The reason to have this aggregate in addition to active_users_aggregates
is to improve the query performance for final users, by separating the
analysis of the numerous attribution parameters, which is required with
less regularity than other dimensions and mostly for specific purposes.
E.g. During investigations or for marketing campaigns.
This aggregate retrieves Fenix attribution information from
fenix.firefox_android_clients
.
Scheduling
These datasets are scheduled to update daily at 3:30
hours in Airflow DAG
bqetl_analytics_aggregations
Code Reference
The query and metadata for unioned views (all browsers) is defined in the active_users_aggregates_
sub-folder in bigquery-etl under
telemetry_derived
.
The query and metadata per browser are auto-generated using sql generators and can be accessed by selecting the generated-sql branch in the bigquery-etl GitHub repository and navigating to the browser's sub-folder. E.g. Firefox desktop query.
Change control
The underlying tables for each browser aggregate are subject to change-control.

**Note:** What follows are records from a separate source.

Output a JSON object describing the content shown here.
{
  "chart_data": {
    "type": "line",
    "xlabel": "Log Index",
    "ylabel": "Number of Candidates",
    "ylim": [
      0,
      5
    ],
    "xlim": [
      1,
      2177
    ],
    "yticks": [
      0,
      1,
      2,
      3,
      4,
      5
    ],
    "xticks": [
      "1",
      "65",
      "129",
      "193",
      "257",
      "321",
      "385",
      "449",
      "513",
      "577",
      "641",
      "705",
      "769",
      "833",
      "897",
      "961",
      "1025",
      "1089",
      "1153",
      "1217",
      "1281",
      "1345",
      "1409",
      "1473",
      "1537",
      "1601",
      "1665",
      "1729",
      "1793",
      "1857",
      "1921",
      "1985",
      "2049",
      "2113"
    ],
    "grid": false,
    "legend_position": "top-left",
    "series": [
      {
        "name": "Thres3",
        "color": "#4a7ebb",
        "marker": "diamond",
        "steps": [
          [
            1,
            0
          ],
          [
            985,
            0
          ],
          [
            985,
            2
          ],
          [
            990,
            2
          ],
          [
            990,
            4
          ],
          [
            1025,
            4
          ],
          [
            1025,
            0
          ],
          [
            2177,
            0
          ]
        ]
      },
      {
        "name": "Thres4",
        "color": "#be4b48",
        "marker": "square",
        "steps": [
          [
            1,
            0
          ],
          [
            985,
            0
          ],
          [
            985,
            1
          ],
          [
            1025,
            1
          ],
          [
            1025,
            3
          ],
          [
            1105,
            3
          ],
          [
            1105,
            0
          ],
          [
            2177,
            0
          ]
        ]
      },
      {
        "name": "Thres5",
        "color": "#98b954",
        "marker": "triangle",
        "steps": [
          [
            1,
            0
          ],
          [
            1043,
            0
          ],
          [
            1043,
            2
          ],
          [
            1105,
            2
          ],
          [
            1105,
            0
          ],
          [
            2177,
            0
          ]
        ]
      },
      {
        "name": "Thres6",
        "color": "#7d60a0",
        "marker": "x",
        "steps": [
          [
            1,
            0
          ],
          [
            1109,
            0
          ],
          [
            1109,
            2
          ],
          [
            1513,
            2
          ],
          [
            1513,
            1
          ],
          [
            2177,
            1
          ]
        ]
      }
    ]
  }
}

This follows the Infrastructure Change Control process and implies that any modifications to the corresponding code in GitHub will require the approval of members of the Data Science and Data Engineering teams.
Location and how to query
BigQuery view | Notes / Location in Looker |
---|---|
firefox_desktop.active_users_aggregates | Firefox Desktop. Windows, Linux, MacOS (OS = 'Darwin'). |
firefox_ios.active_users_aggregates | Firefox iOS |
fenix.active_users_aggregates | Fenix |
focus_android.active_users_aggregates | Focus Android |
focus_ios.active_users_aggregates | Focus iOS |
klar_ios.active_users_aggregates | Klar iOS |
telemetry.active_users_aggregates_mobile | Unioned view of mobile browsers. |
telemetry.active_users_aggregates | Unioned view of mobile & desktop browsers. Looker Explore |
telemetry.active_users_aggregates_device | Unioned view of mobile & desktop browsers. Looker Explore |
telemetry.active_users_aggregates_attribution | Unioned view of mobile & desktop browsers. Looker Explore |
Looker visualizations with period over period analysis
The Usage
folder for Mobile and Desktop browsers
includes a set of visualizations that you can access directly and are enhanced
with the period over period analysis.